Other scientists emphasized that there is no dialog between space researchers and space agency higher-ups to avoid what they characterized as the “train wrecks” that will result if NASA’s 2007 budget request is passed by Congress in anything like its current form.
One hot-button topic, for example, was the cut in funding for a mission to Europa, a moon of Jupiter that is considered important for the fiel d of exobiology.
“The Europa line is gone because we don’t have the money to do it now. We didn’t say that we’re never going to do it.
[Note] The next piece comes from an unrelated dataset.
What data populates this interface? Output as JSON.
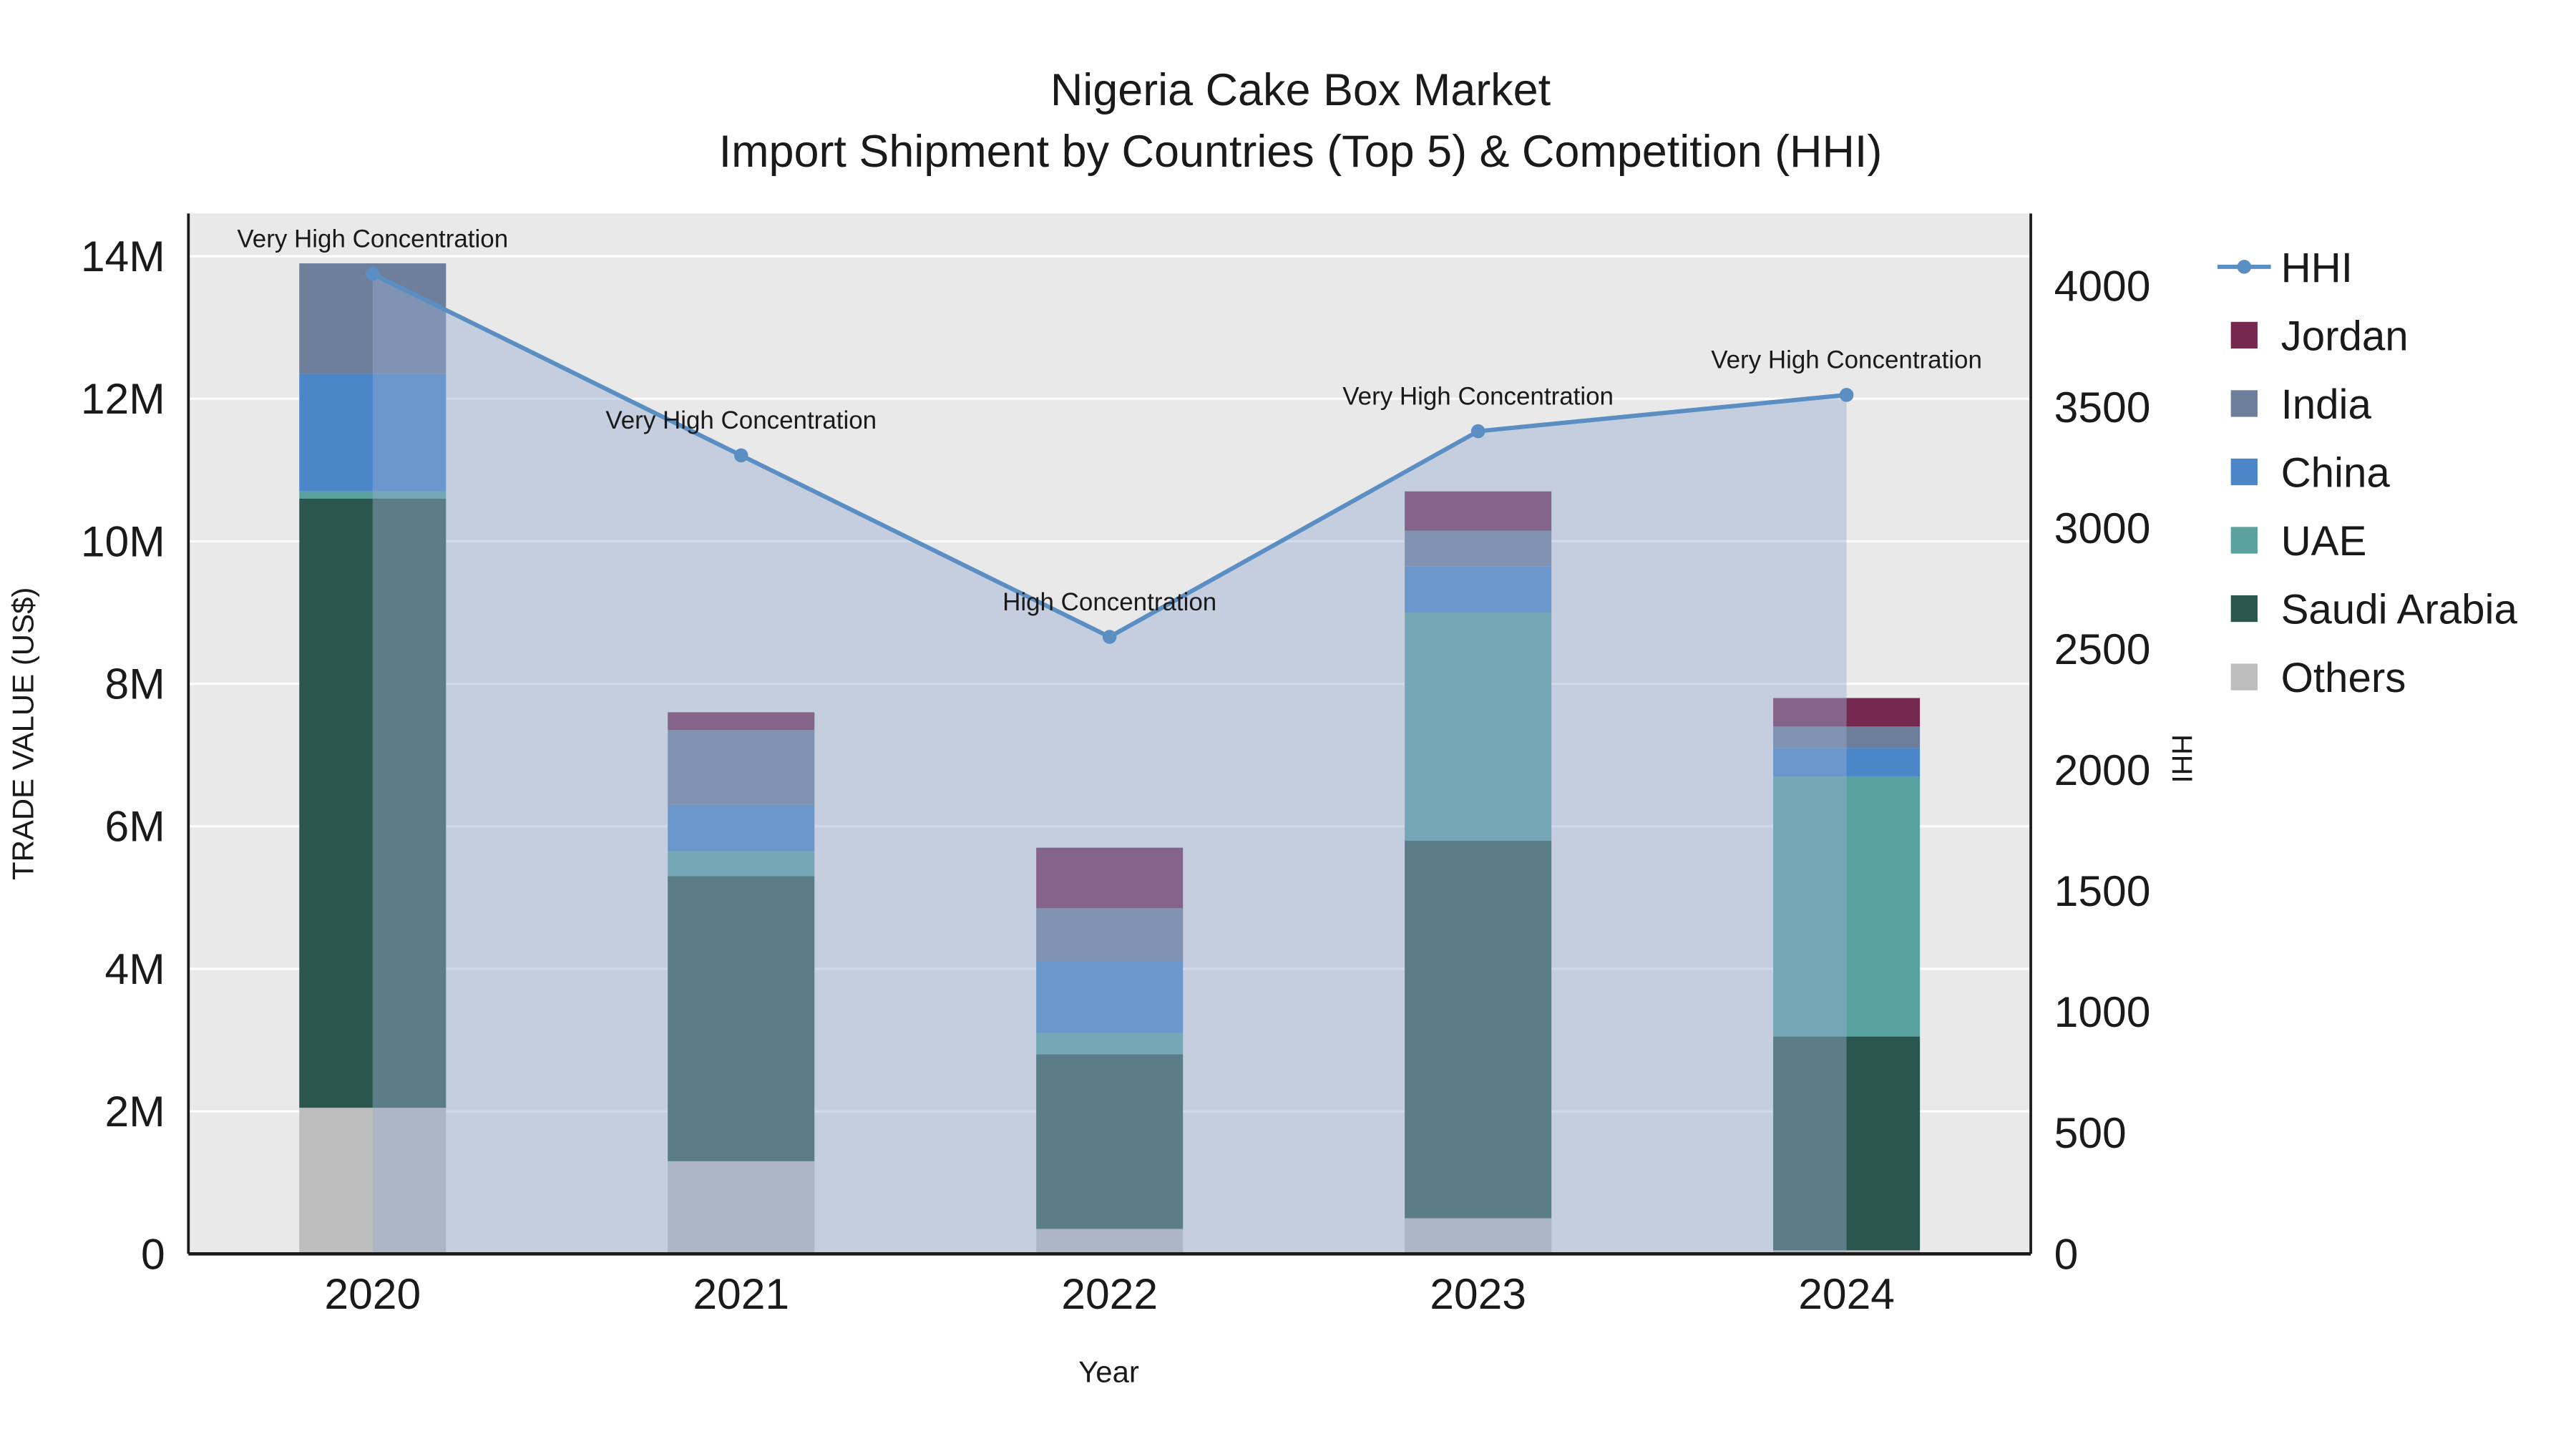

It’s just that we don’t have it within this budget framework,” Cleave responded.
“If you want to do Europa, the money is going to have to come from somewhere,” Cleave said.
Cleave said that a new set of advisory subcommittees is being established at NASA. These new groups can help NASA discern what the proper budgetary mix should be, she said. “We may not have gotten this balance right … we’re hearing we didn’t get it right on R&A [research and analysis]. We will be talking to our science subcommittees,” she explained.
As “NASA night” at the conference drew to a close , one researcher added: “I hope you sense the mood of the audience … and reason with us.”
“The mood is really very obvious. It’s not hard to sense,” Cleave said. “We all really care about this program. We all work as hard as we can to maintain it … we really do.”